“Uh-huh, old Peg-legged Grandpap,” chuckled the Doc. “Seen him lots times. Gotta hole in his peg-leg you can drive a car through slick’s a whistle—allowin’ you can find the hole.”
A half hour later the sun changed colour. Like the passing of a shutter across a calcium light: now blinding white, now blood-orange. Instantaneous.
Three gusts of sand-laden wind came sweeping toward them from the west. A long lull, then the storm.
It pounced upon them with a sibilant whistle growing momentarily to a roar which was engulfing. The little desert skimmer bucked like a wild colt against the onslaught of the wind; but when the Doc dropped the engine into low the car wallowed on in the face of the gale. The air was thick as flour. Wind-driven sand had the bite of an emery wheel at high revolution; it rasped the skin and drove eyelids tight shut. The two in the car buttoned jackets above their noses to breathe.
All the space of the desert was a poisonous yellow glare. Minute by minute density thickened until the car’s radiator was hardly visible.

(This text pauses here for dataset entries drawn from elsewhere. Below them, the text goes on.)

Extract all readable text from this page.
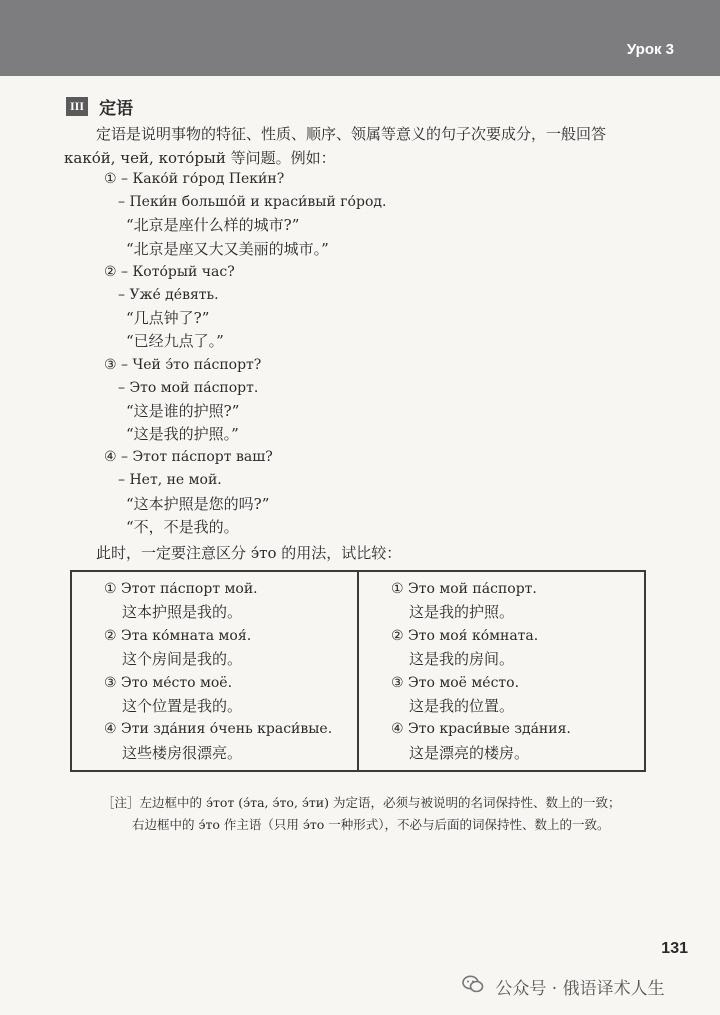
Урок 3
III 定语

定语是说明事物的特征、性质、顺序、领属等意义的句子次要成分，一般回答

како́й, чей, кото́рый 等问题。例如：

① – Како́й го́род Пеки́н?
– Пеки́н большо́й и краси́вый го́род.
“北京是座什么样的城市?”
“北京是座又大又美丽的城市。”
② – Кото́рый час?
– Уже́ де́вять.
“几点钟了?”
“已经九点了。”
③ – Чей э́то па́спорт?
– Это мой па́спорт.
“这是谁的护照?”
“这是我的护照。”
④ – Этот па́спорт ваш?
– Нет, не мой.
“这本护照是您的吗?”
“不，不是我的。
此时，一定要注意区分 э́то 的用法，试比较：
① Этот па́спорт мой.
这本护照是我的。
② Эта ко́мната моя́.
这个房间是我的。
③ Это ме́сто моё.
这个位置是我的。
④ Эти зда́ния о́чень краси́вые.
这些楼房很漂亮。
① Это мой па́спорт.
这是我的护照。
② Это моя́ ко́мната.
这是我的房间。
③ Это моё ме́сто.
这是我的位置。
④ Это краси́вые зда́ния.
这是漂亮的楼房。
［注］左边框中的 э́тот (э́та, э́то, э́ти) 为定语，必须与被说明的名词保持性、数上的一致；
右边框中的 э́то 作主语（只用 э́то 一种形式），不必与后面的词保持性、数上的一致。
131
公众号 · 俄语译术人生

Then the sturdy engine quit. First a tortured grinding of clogged cylinders, puny explosions from the exhaust, a bucking and quivering. After that sudden stoppage of movement as if the car had plumped into a stone wall.
The Doc and Guadalupe tumbled out of the seat and crawled beneath the car for protection. A stab of fear shot down through Stooder’s disordered thoughts—the water! None in the canteens, for they had drained the last into the radiator before starting from the treasure ground. Was there—could the sand have—?
He inched himself through a new sand drift below the front axle to where the drain cock projected below the radiator base. Like a suckling kid he lifted his lips to the steel teat and turned the cock. A trickle of heavy mud filled his mouth with grit, then stopped.
Radiator a mess of mud—cylinders clogged—feed pipes all choked and water—gone!
Doc Stooder pulled his floppy hat over his face and whimpered the name of God.